More particularly, since the destruction of the second kingdom of Judea (the southern half of the alleged “occupied territories”) in the second century, the land the Roman conquerors re-named Syria Palaestina (to obscure Jewish association with the land of Israel) has been governed by one foreign power after another. The name Syria Palaestina disappeared, and “Palestine,” the Gentile name for the land of Israel, ceased to exist as a separate entity after it became part of the Arab-Muslim empire in 638.
In short, for nearly 13 centuries, from 638 to 1917 (when the British took charge following the collapse of the Ottoman Empire headquartered in Turkey), no separate administrative or socio-cultural entity called “Palestine” existed.
Indeed, the Ottoman Turks who ruled the Middle East from 1516 to 1917 regarded the geographical region of Palestine as part of Southern Syria. For most of human history, Palestine has only existed as a Western Christian term to describe the Jewish Holy Land and its Hebrew and Christian inhabitants. From the beginning of recorded history until nearly the present, neither foreigners nor residents recognized a unique people – other than the Jews themselves – called “Palestinians” living in a place called Palestine.
The absence before 1948 of a strong sense of Palestinian identity, apart from the occupation of lands that were always owned by outsiders such as the Ottoman Turks, is because there is no unique and separate Palestinian language, religion, nationality, or culture.

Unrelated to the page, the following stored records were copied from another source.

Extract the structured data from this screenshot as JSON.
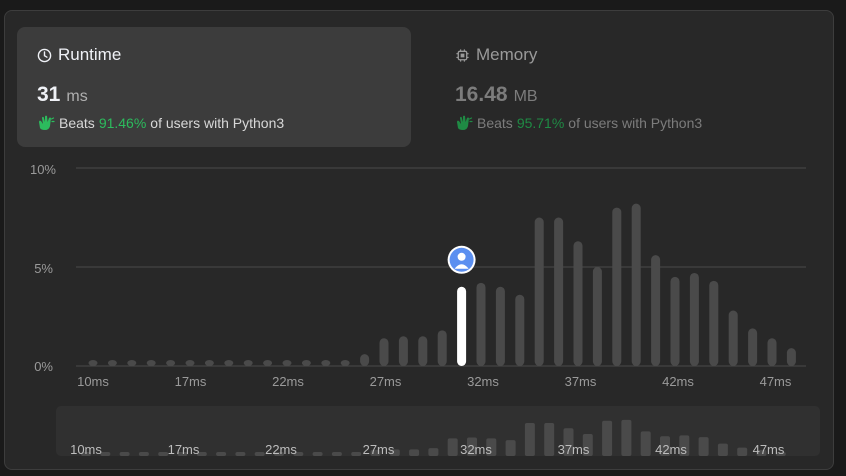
{
  "runtime": {
    "title": "Runtime",
    "icon": "clock-icon",
    "value": "31",
    "unit": "ms",
    "beats_label": "Beats",
    "beats_pct": "91.46%",
    "beats_suffix": "of users with Python3"
  },
  "memory": {
    "title": "Memory",
    "icon": "chip-icon",
    "value": "16.48",
    "unit": "MB",
    "beats_label": "Beats",
    "beats_pct": "95.71%",
    "beats_suffix": "of users with Python3"
  },
  "colors": {
    "accent_green": "#2cbb5d",
    "bar": "#4a4a4a",
    "bar_highlight": "#ffffff",
    "avatar": "#5b8ff0"
  },
  "chart_data": {
    "type": "bar",
    "ylabel_ticks": [
      "10%",
      "5%",
      "0%"
    ],
    "ylim": [
      0,
      10
    ],
    "x_tick_labels": [
      "10ms",
      "17ms",
      "22ms",
      "27ms",
      "32ms",
      "37ms",
      "42ms",
      "47ms"
    ],
    "categories": [
      "10ms",
      "11ms",
      "12ms",
      "13ms",
      "14ms",
      "15ms",
      "16ms",
      "17ms",
      "18ms",
      "19ms",
      "20ms",
      "21ms",
      "22ms",
      "23ms",
      "24ms",
      "25ms",
      "26ms",
      "27ms",
      "28ms",
      "29ms",
      "30ms",
      "31ms",
      "32ms",
      "33ms",
      "34ms",
      "35ms",
      "36ms",
      "37ms",
      "38ms",
      "39ms",
      "40ms",
      "41ms",
      "42ms",
      "43ms",
      "44ms",
      "45ms",
      "46ms",
      "47ms",
      "48ms",
      "49ms"
    ],
    "values": [
      0.3,
      0.3,
      0.3,
      0.3,
      0.3,
      0.3,
      0.3,
      0.3,
      0.3,
      0.3,
      0.3,
      0.3,
      0.3,
      0.3,
      0.6,
      1.4,
      1.5,
      1.5,
      1.8,
      4.0,
      4.2,
      4.0,
      3.6,
      7.5,
      7.5,
      6.3,
      5.0,
      8.0,
      8.2,
      5.6,
      4.5,
      4.7,
      4.3,
      2.8,
      1.9,
      1.4,
      0.9
    ],
    "highlight_index": 19,
    "grid": true
  },
  "overview": {
    "x_tick_labels": [
      "10ms",
      "17ms",
      "22ms",
      "27ms",
      "32ms",
      "37ms",
      "42ms",
      "47ms"
    ]
  }
}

The people who now call themselves Palestinians have done so only since the beginning of the 20th century because their primary sense of identity has always been tied to Arab Muslim ideology and membership localized lineages, clans, and tribal groups. A strong sense of pan-Arab identity and belief in Islam, not some fictitious ethnic identity, are what has always united the “Palestinians.”

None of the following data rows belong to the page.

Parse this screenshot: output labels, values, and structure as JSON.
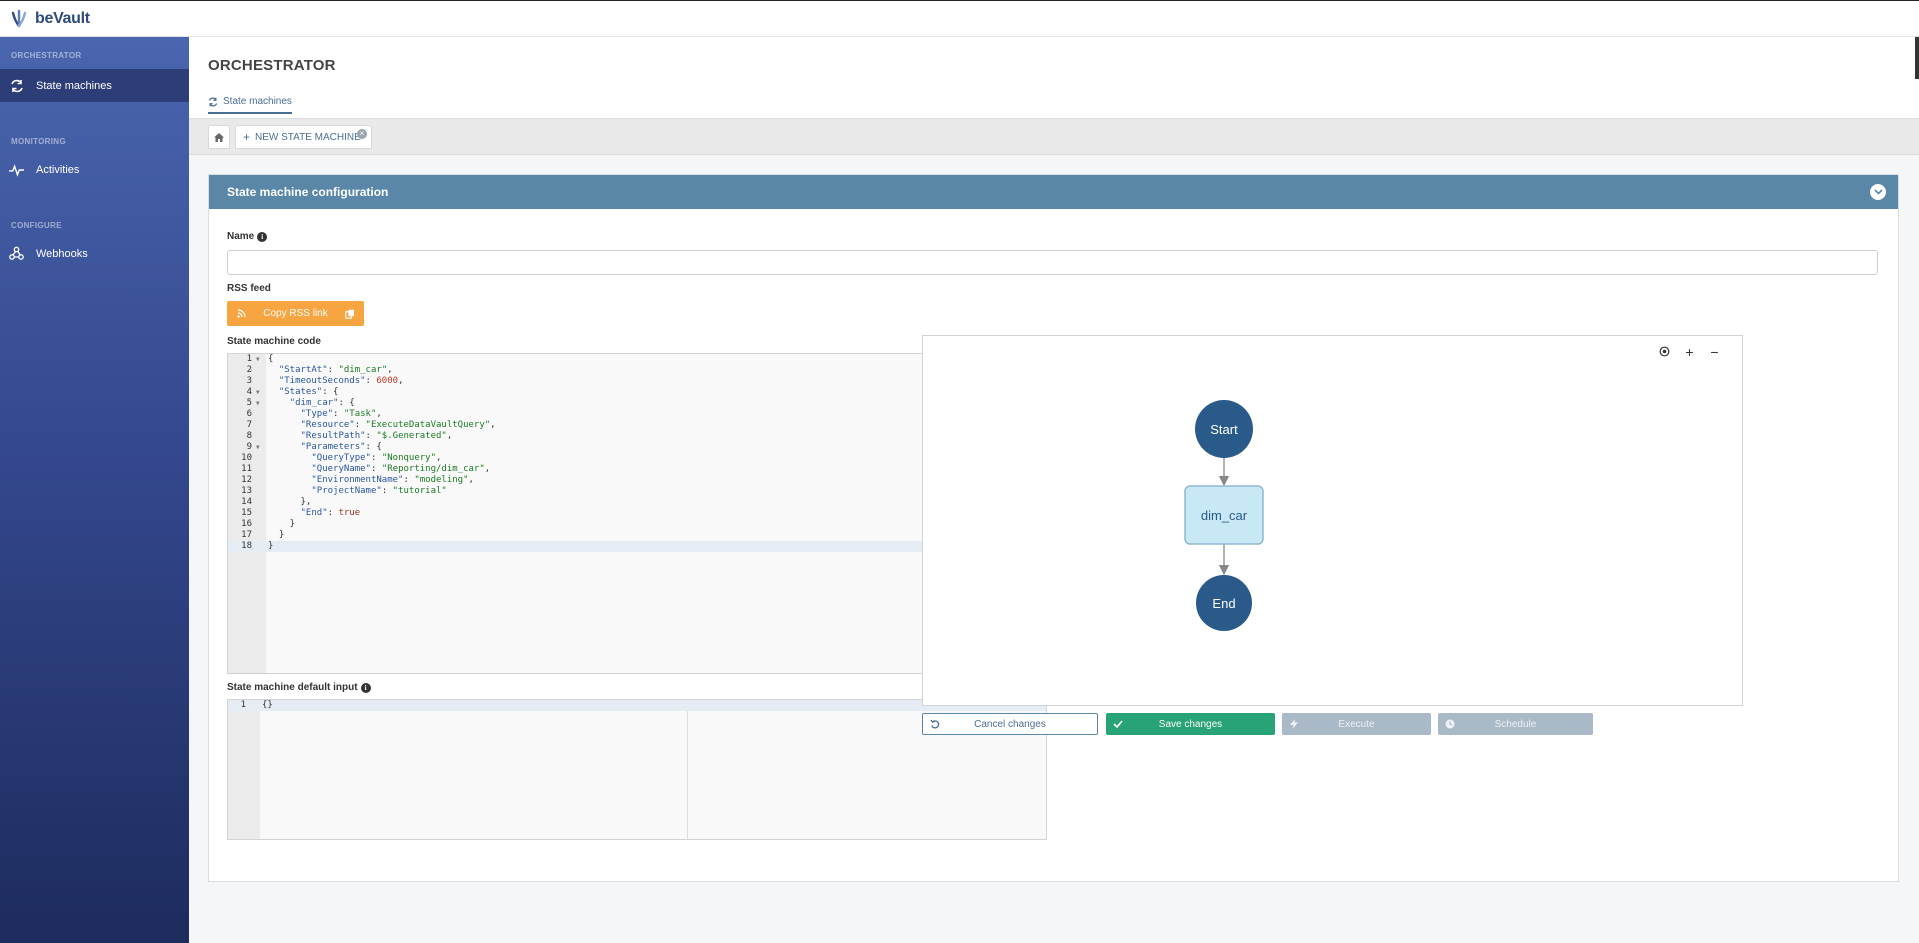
{
  "app": {
    "logo_text": "beVault"
  },
  "sidebar": {
    "sections": [
      {
        "title": "ORCHESTRATOR",
        "items": [
          {
            "label": "State machines",
            "icon": "arrows-cycle-icon",
            "active": true
          }
        ]
      },
      {
        "title": "MONITORING",
        "items": [
          {
            "label": "Activities",
            "icon": "pulse-icon",
            "active": false
          }
        ]
      },
      {
        "title": "CONFIGURE",
        "items": [
          {
            "label": "Webhooks",
            "icon": "webhook-icon",
            "active": false
          }
        ]
      }
    ]
  },
  "header": {
    "title": "ORCHESTRATOR",
    "subnav_label": "State machines"
  },
  "tabs": {
    "new_tab_label": "NEW STATE MACHINE"
  },
  "panel": {
    "title": "State machine configuration",
    "name_label": "Name",
    "name_value": "",
    "rss_label": "RSS feed",
    "rss_button": "Copy RSS link",
    "code_label": "State machine code",
    "default_input_label": "State machine default input",
    "code_lines": [
      "{",
      "  \"StartAt\": \"dim_car\",",
      "  \"TimeoutSeconds\": 6000,",
      "  \"States\": {",
      "    \"dim_car\": {",
      "      \"Type\": \"Task\",",
      "      \"Resource\": \"ExecuteDataVaultQuery\",",
      "      \"ResultPath\": \"$.Generated\",",
      "      \"Parameters\": {",
      "        \"QueryType\": \"Nonquery\",",
      "        \"QueryName\": \"Reporting/dim_car\",",
      "        \"EnvironmentName\": \"modeling\",",
      "        \"ProjectName\": \"tutorial\"",
      "      },",
      "      \"End\": true",
      "    }",
      "  }",
      "}"
    ],
    "fold_lines": [
      1,
      4,
      5,
      9
    ],
    "active_code_line": 18,
    "input_lines": [
      "{}"
    ]
  },
  "diagram": {
    "nodes": [
      {
        "id": "start",
        "label": "Start",
        "kind": "terminal"
      },
      {
        "id": "dim_car",
        "label": "dim_car",
        "kind": "task"
      },
      {
        "id": "end",
        "label": "End",
        "kind": "terminal"
      }
    ],
    "edges": [
      [
        "start",
        "dim_car"
      ],
      [
        "dim_car",
        "end"
      ]
    ],
    "colors": {
      "terminal": "#2a5a8a",
      "task_fill": "#c9e8f5",
      "task_border": "#8fb8d4",
      "task_text": "#2a5a8a",
      "edge": "#888888"
    }
  },
  "actions": {
    "cancel": "Cancel changes",
    "save": "Save changes",
    "execute": "Execute",
    "schedule": "Schedule"
  }
}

None of this history has affected the widespread claim that, like all other peoples, the Palestinians deserve a state of their own.
But there are thousands of unique ethnic groups today — peoples with distinct languages, cultures, religions, and histories stretching back millennia — few of which have their own country. The Palestinians have a far weaker claim to statehood than most of these age-old ethnicities, including the predominantly Muslim Kurds whose 35-50 million people were denied a state of their but continue to live in exploited minority status in Turkey, Iran, Iraq, and Syria with hardly a word of outrage from the outside world.

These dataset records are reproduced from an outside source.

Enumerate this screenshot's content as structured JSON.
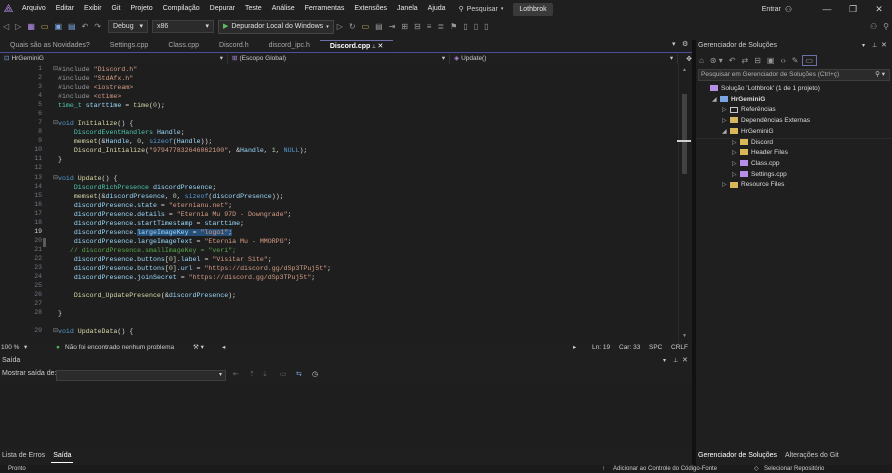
{
  "menu": {
    "items": [
      "Arquivo",
      "Editar",
      "Exibir",
      "Git",
      "Projeto",
      "Compilação",
      "Depurar",
      "Teste",
      "Análise",
      "Ferramentas",
      "Extensões",
      "Janela",
      "Ajuda"
    ],
    "search_label": "Pesquisar",
    "solution_badge": "Lothbrok",
    "enter_label": "Entrar"
  },
  "toolbar": {
    "config": "Debug",
    "platform": "x86",
    "run_label": "Depurador Local do Windows"
  },
  "tabs": [
    {
      "label": "Quais são as Novidades?",
      "active": false
    },
    {
      "label": "Settings.cpp",
      "active": false
    },
    {
      "label": "Class.cpp",
      "active": false
    },
    {
      "label": "Discord.h",
      "active": false
    },
    {
      "label": "discord_ipc.h",
      "active": false
    },
    {
      "label": "Discord.cpp",
      "active": true
    }
  ],
  "navbar": {
    "project": "HrGeminiG",
    "scope": "(Escopo Global)",
    "member": "Update()"
  },
  "editor": {
    "line_numbers": [
      "1",
      "2",
      "3",
      "4",
      "5",
      "6",
      "7",
      "8",
      "9",
      "10",
      "11",
      "12",
      "13",
      "14",
      "15",
      "16",
      "17",
      "18",
      "19",
      "20",
      "21",
      "22",
      "23",
      "24",
      "25",
      "26",
      "27",
      "28",
      "29"
    ],
    "current_line": "19"
  },
  "edstatus": {
    "zoom": "100 %",
    "issues": "Não foi encontrado nenhum problema",
    "ln": "Ln: 19",
    "car": "Car: 33",
    "spc": "SPC",
    "crlf": "CRLF"
  },
  "output": {
    "title": "Saída",
    "show_from_label": "Mostrar saída de:"
  },
  "bottom_tabs": [
    "Lista de Erros",
    "Saída"
  ],
  "solution_explorer": {
    "title": "Gerenciador de Soluções",
    "search_placeholder": "Pesquisar em Gerenciador de Soluções (Ctrl+ç)",
    "items": [
      {
        "label": "Solução 'Lothbrok' (1 de 1 projeto)",
        "indent": 0,
        "arrow": "",
        "kind": "solution"
      },
      {
        "label": "HrGeminiG",
        "indent": 1,
        "arrow": "◢",
        "kind": "project"
      },
      {
        "label": "Referências",
        "indent": 2,
        "arrow": "▷",
        "kind": "refs"
      },
      {
        "label": "Dependências Externas",
        "indent": 2,
        "arrow": "▷",
        "kind": "folder"
      },
      {
        "label": "HrGeminiG",
        "indent": 2,
        "arrow": "◢",
        "kind": "folder"
      },
      {
        "label": "Discord",
        "indent": 3,
        "arrow": "▷",
        "kind": "folder"
      },
      {
        "label": "Header Files",
        "indent": 3,
        "arrow": "▷",
        "kind": "folder"
      },
      {
        "label": "Class.cpp",
        "indent": 3,
        "arrow": "▷",
        "kind": "cpp"
      },
      {
        "label": "Settings.cpp",
        "indent": 3,
        "arrow": "▷",
        "kind": "cpp"
      },
      {
        "label": "Resource Files",
        "indent": 2,
        "arrow": "▷",
        "kind": "folder"
      }
    ],
    "tabs": [
      "Gerenciador de Soluções",
      "Alterações do Git"
    ]
  },
  "statusbar": {
    "left": "Pronto",
    "right1": "Adicionar ao Controle do Código-Fonte",
    "right2": "Selecionar Repositório"
  },
  "colors": {
    "accent": "#6e6ea8",
    "keyword": "#569cd6",
    "string": "#d69d85",
    "comment": "#57a64a"
  }
}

The Palestinians, in turn, already have a state of their own — the Kingdom of Jordan — a dictatorship headed by an imported monarchy where they culturally form most of the population and where it is illegal for Jews to live.
In short, the Palestinian statehood claim is far less compelling than that of the Tibetans, Chechens, and other stateless groups like the Kurds. These other age-old ethnicities, unlike the Palestinians, have never been offered statehood, let alone repeatedly turning it down.
As for Israel, its disappearance is not going to happen. Until the so-called Palestinians and their regional and global enablers accept this reality, they will never be granted the statehood they hardly deserve.
Hymie Rubenstein, editor of REAL Indigenous Report, is a retired professor of anthropology at the University of Manitoba and a senior fellow at the Frontier Centre for Public Policy.